The practice was deeply involved in new towns; Penelope designed the Mark Hall and Ladyshott estates at Harlow, Essex, and understood the effects of uprooting people from their communities. There was a real and widespread belief then that good new housing could improve lives, and Penelope was part of the culture that inspired a new generation to take up this challenge. FRS Yorke had many artist friends, and YRM commissioned Henry Moore to create the sculpture Family Group for Stevenage.
For the airport at Gatwick, Penelope designed the passenger bridge linking the existing railway station to the new airport building and was involved in discussions about the curtain walling, for which the designer Peggy Angus made cloud-like marbled glass.
The daughter of Gerald Whiting, a naval architect and general manager of a shipbuilders, and his wife, Irene (nee Stroud), a violinist, Penelope was born in Newcastle-on-Tyne. She attended Malvern St James school, and trained at the Architectural Association, Bedford Square, in London.
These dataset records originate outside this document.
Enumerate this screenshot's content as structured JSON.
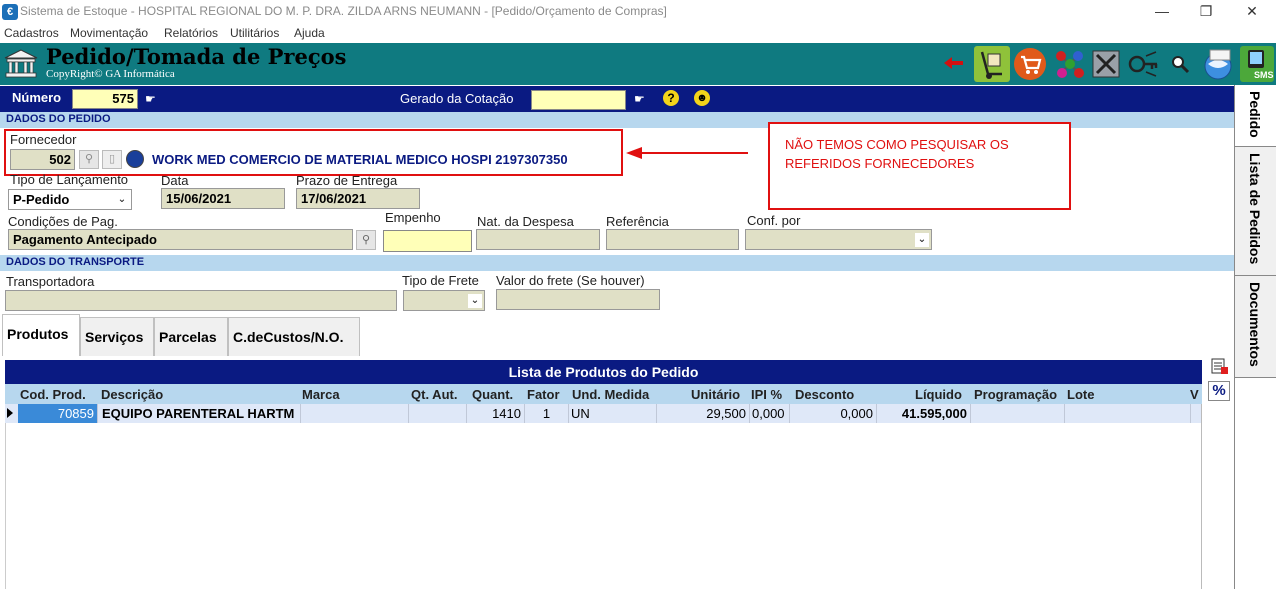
{
  "window": {
    "title": "Sistema de Estoque - HOSPITAL REGIONAL DO M. P. DRA. ZILDA ARNS NEUMANN - [Pedido/Orçamento de Compras]",
    "minimize": "—",
    "restore": "❐",
    "close": "✕"
  },
  "menu": [
    "Cadastros",
    "Movimentação",
    "Relatórios",
    "Utilitários",
    "Ajuda"
  ],
  "banner": {
    "title": "Pedido/Tomada de Preços",
    "subtitle": "CopyRight© GA Informática",
    "sms_label": "SMS",
    "icons": [
      "back-arrow-icon",
      "hand-truck-icon",
      "shopping-cart-icon",
      "molecule-icon",
      "tools-icon",
      "key-icon",
      "magnifier-icon",
      "globe-icon",
      "sms-icon"
    ]
  },
  "right_tabs": [
    "Pedido",
    "Lista de Pedidos",
    "Documentos"
  ],
  "numero": {
    "label": "Número",
    "value": "575",
    "gerado_label": "Gerado da Cotação",
    "gerado_value": ""
  },
  "dados_pedido": {
    "section_title": "DADOS DO PEDIDO",
    "fornecedor_label": "Fornecedor",
    "fornecedor_code": "502",
    "fornecedor_name": "WORK MED COMERCIO DE MATERIAL MEDICO HOSPI  2197307350",
    "tipo_label": "Tipo de Lançamento",
    "tipo_value": "P-Pedido",
    "data_label": "Data",
    "data_value": "15/06/2021",
    "prazo_label": "Prazo de Entrega",
    "prazo_value": "17/06/2021",
    "condicoes_label": "Condições de Pag.",
    "condicoes_value": "Pagamento Antecipado",
    "empenho_label": "Empenho",
    "empenho_value": "",
    "nat_label": "Nat. da Despesa",
    "nat_value": "",
    "referencia_label": "Referência",
    "referencia_value": "",
    "conf_label": "Conf. por",
    "conf_value": ""
  },
  "annotation": {
    "text": "NÃO TEMOS COMO PESQUISAR OS REFERIDOS FORNECEDORES",
    "color": "#e01010"
  },
  "transporte": {
    "section_title": "DADOS DO TRANSPORTE",
    "transportadora_label": "Transportadora",
    "transportadora_value": "",
    "frete_label": "Tipo de Frete",
    "frete_value": "",
    "valor_label": "Valor do frete (Se houver)",
    "valor_value": ""
  },
  "tabs": [
    "Produtos",
    "Serviços",
    "Parcelas",
    "C.deCustos/N.O."
  ],
  "grid": {
    "title": "Lista de Produtos do Pedido",
    "percent_button": "%",
    "columns": [
      "Cod. Prod.",
      "Descrição",
      "Marca",
      "Qt. Aut.",
      "Quant.",
      "Fator",
      "Und. Medida",
      "Unitário",
      "IPI %",
      "Desconto",
      "Líquido",
      "Programação",
      "Lote",
      "V"
    ],
    "rows": [
      {
        "cod": "70859",
        "descricao": "EQUIPO PARENTERAL HARTM",
        "marca": "",
        "qt_aut": "",
        "quant": "1410",
        "fator": "1",
        "und": "UN",
        "unitario": "29,500",
        "ipi": "0,000",
        "desconto": "0,000",
        "liquido": "41.595,000",
        "programacao": "",
        "lote": ""
      }
    ]
  },
  "colors": {
    "banner_bg": "#0f7a80",
    "navy": "#0a1a82",
    "section_bg": "#b7d7ee",
    "field_bg": "#e0e0c6",
    "yellow_field": "#ffffb8"
  }
}
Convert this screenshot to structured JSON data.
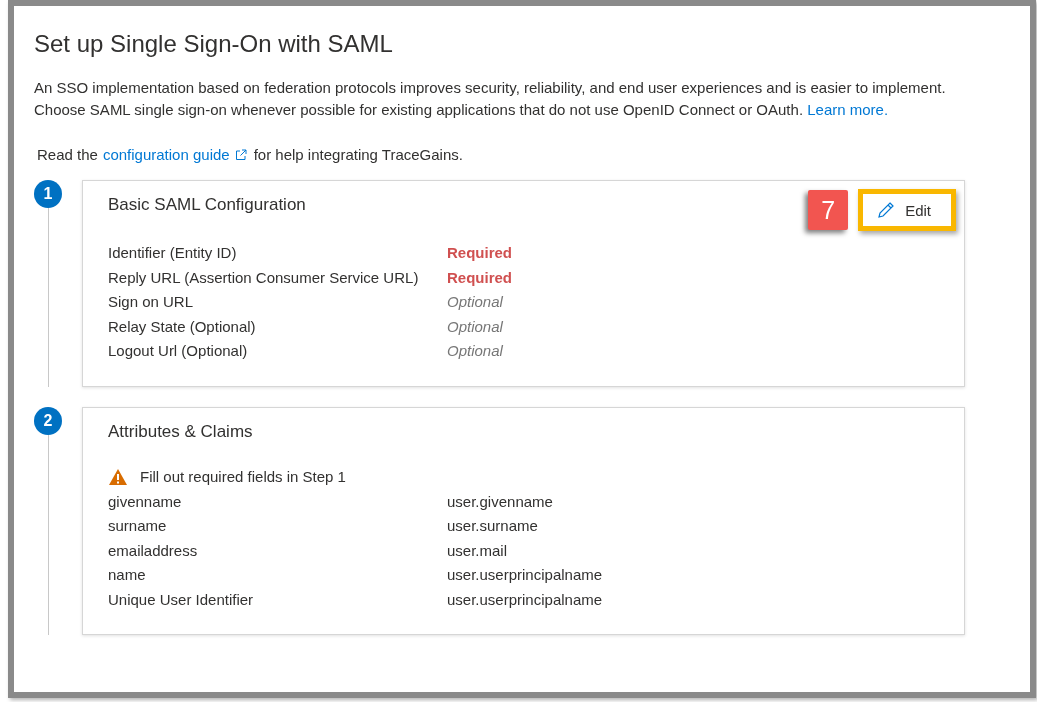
{
  "title": "Set up Single Sign-On with SAML",
  "intro": {
    "text": "An SSO implementation based on federation protocols improves security, reliability, and end user experiences and is easier to implement. Choose SAML single sign-on whenever possible for existing applications that do not use OpenID Connect or OAuth.",
    "link": "Learn more."
  },
  "guide": {
    "before": "Read the",
    "link": "configuration guide",
    "after": "for help integrating TraceGains."
  },
  "steps": [
    {
      "number": "1",
      "title": "Basic SAML Configuration",
      "callout": "7",
      "edit_button": {
        "label": "Edit",
        "highlighted": true
      },
      "rows": [
        {
          "label": "Identifier (Entity ID)",
          "value": "Required",
          "kind": "required"
        },
        {
          "label": "Reply URL (Assertion Consumer Service URL)",
          "value": "Required",
          "kind": "required"
        },
        {
          "label": "Sign on URL",
          "value": "Optional",
          "kind": "optional"
        },
        {
          "label": "Relay State (Optional)",
          "value": "Optional",
          "kind": "optional"
        },
        {
          "label": "Logout Url (Optional)",
          "value": "Optional",
          "kind": "optional"
        }
      ]
    },
    {
      "number": "2",
      "title": "Attributes & Claims",
      "warning": "Fill out required fields in Step 1",
      "rows": [
        {
          "label": "givenname",
          "value": "user.givenname",
          "kind": "plain"
        },
        {
          "label": "surname",
          "value": "user.surname",
          "kind": "plain"
        },
        {
          "label": "emailaddress",
          "value": "user.mail",
          "kind": "plain"
        },
        {
          "label": "name",
          "value": "user.userprincipalname",
          "kind": "plain"
        },
        {
          "label": "Unique User Identifier",
          "value": "user.userprincipalname",
          "kind": "plain"
        }
      ]
    }
  ]
}
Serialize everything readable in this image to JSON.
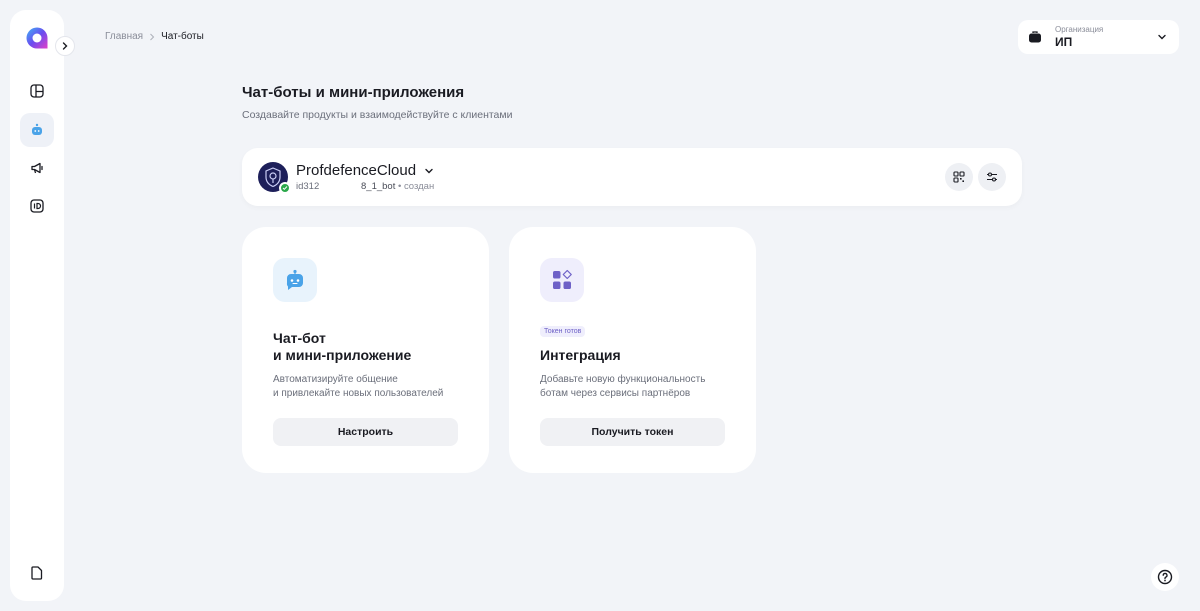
{
  "breadcrumb": {
    "home": "Главная",
    "current": "Чат-боты"
  },
  "org": {
    "label": "Организация",
    "value": "ИП"
  },
  "header": {
    "title": "Чат-боты и мини-приложения",
    "subtitle": "Создавайте продукты и взаимодействуйте с клиентами"
  },
  "bot": {
    "name": "ProfdefenceCloud",
    "id": "id312",
    "username": "8_1_bot",
    "status": "• создан"
  },
  "features": {
    "chatbot": {
      "title_line1": "Чат-бот",
      "title_line2": "и мини-приложение",
      "desc_line1": "Автоматизируйте общение",
      "desc_line2": "и привлекайте новых пользователей",
      "button": "Настроить"
    },
    "integration": {
      "badge": "Токен готов",
      "title": "Интеграция",
      "desc_line1": "Добавьте новую функциональность",
      "desc_line2": "ботам через сервисы партнёров",
      "button": "Получить токен"
    }
  },
  "colors": {
    "background": "#f2f4f8",
    "accent": "#6e61c7",
    "success": "#2ba84a",
    "bot_icon": "#4aa3e8"
  },
  "icons": {
    "logo": "app-logo-icon",
    "sidebar": [
      "dashboard-icon",
      "chatbot-icon",
      "megaphone-icon",
      "id-card-icon",
      "document-icon"
    ]
  }
}
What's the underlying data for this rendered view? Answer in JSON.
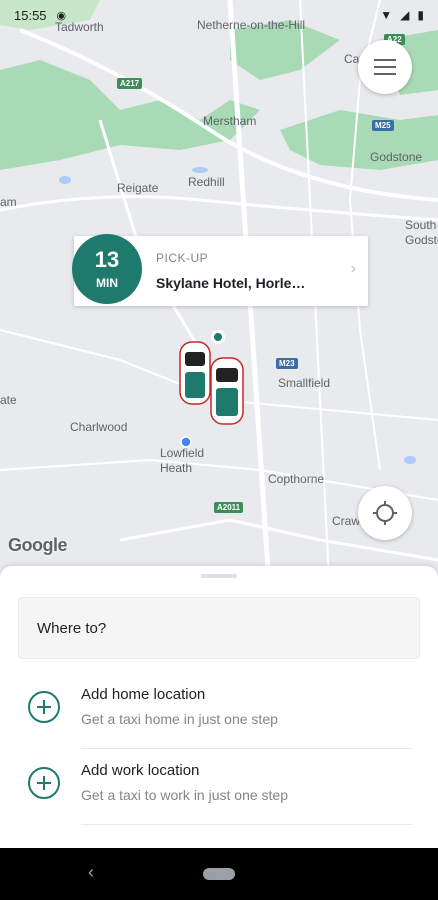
{
  "status_bar": {
    "time": "15:55",
    "eye_icon": "eye-icon",
    "right_icons": [
      "wifi-icon",
      "signal-icon",
      "battery-icon"
    ]
  },
  "map": {
    "labels": [
      "Tadworth",
      "Netherne-on-the-Hill",
      "Merstham",
      "Reigate",
      "Redhill",
      "Godstone",
      "Smallfield",
      "Charlwood",
      "Lowfield Heath",
      "Copthorne",
      "Crawley",
      "Cat",
      "South Godstone",
      "am",
      "ate"
    ],
    "road_shields": [
      "A217",
      "M25",
      "M23",
      "A2011",
      "A22"
    ],
    "attribution": "Google"
  },
  "pickup": {
    "eta_number": "13",
    "eta_unit": "MIN",
    "label": "PICK-UP",
    "address": "Skylane Hotel, Horle…"
  },
  "sheet": {
    "search_placeholder": "Where to?",
    "home": {
      "title": "Add home location",
      "subtitle": "Get a taxi home in just one step"
    },
    "work": {
      "title": "Add work location",
      "subtitle": "Get a taxi to work in just one step"
    }
  },
  "colors": {
    "accent": "#1d7a6d",
    "map_green": "#a8dab5",
    "map_background": "#e8eaed"
  }
}
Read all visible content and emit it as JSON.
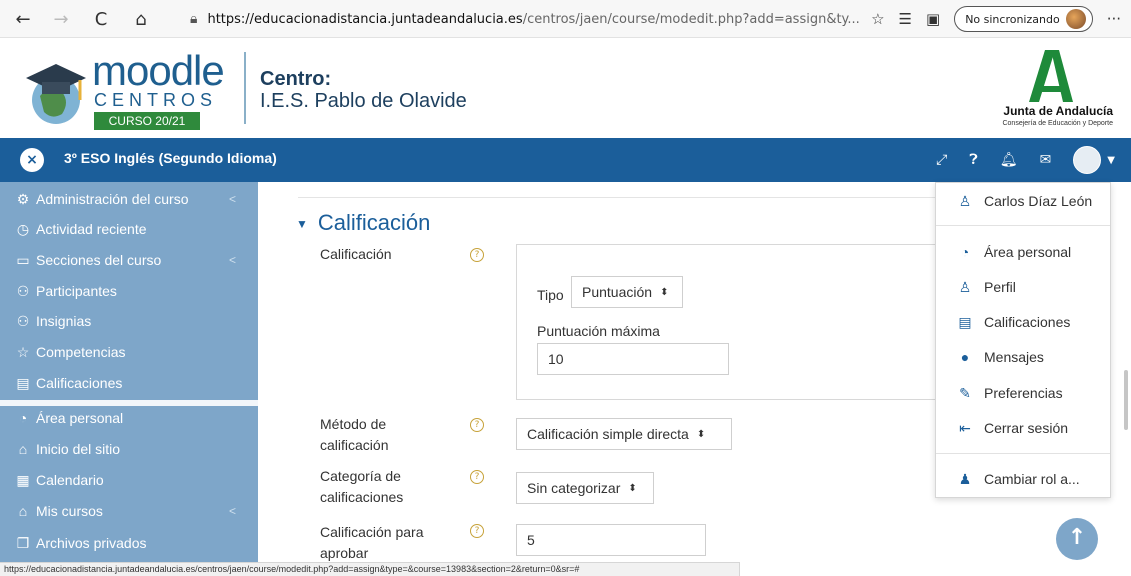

Penelope started writing books on architecture, at first with Yorke, published by the Architectural Press. In 1953 they produced The New Small House – a “picture book to be browsed through”, in Yorke’s words, which as a result reached a wide public. However, as with the books that followed, it was far more than a picture book, with plans, costs and heating solutions, as well as sections on materials shortages and space standards.

With Yorke, Penelope co-edited Specification, then a technical bible in architectural practice, writing the section on floor finishes (about which she later wrote a separate book). Her engineer husband, Trevor Hawkes, whom she married in 1946, contributed a piece on contractors’ equipment.
After Yorke’s death in 1962 Penelope set up her own practice in west London, working on Southlands Training College in Wimbledon. The complex has since mainly been modified into flats, but at the time Penelope and her assistants Peter Leitner and Alan Gibbs created a fine library, blocks of teaching rooms, and a staff house complete with its own bridge.
Penelope also published two further influential books: New Houses (1964) and New Single-Storey Houses (1966), focusing on a variety of modern and economical English houses to which the public could relate. She continued with her practice until Trevor’s sudden death in 1983, when Penelope retired and moved from London to Newnham-on-Severn in the Forest of Dean.
She is survived by their two children, Timothy and Amanda, six grandchildren and four great-grandchildren.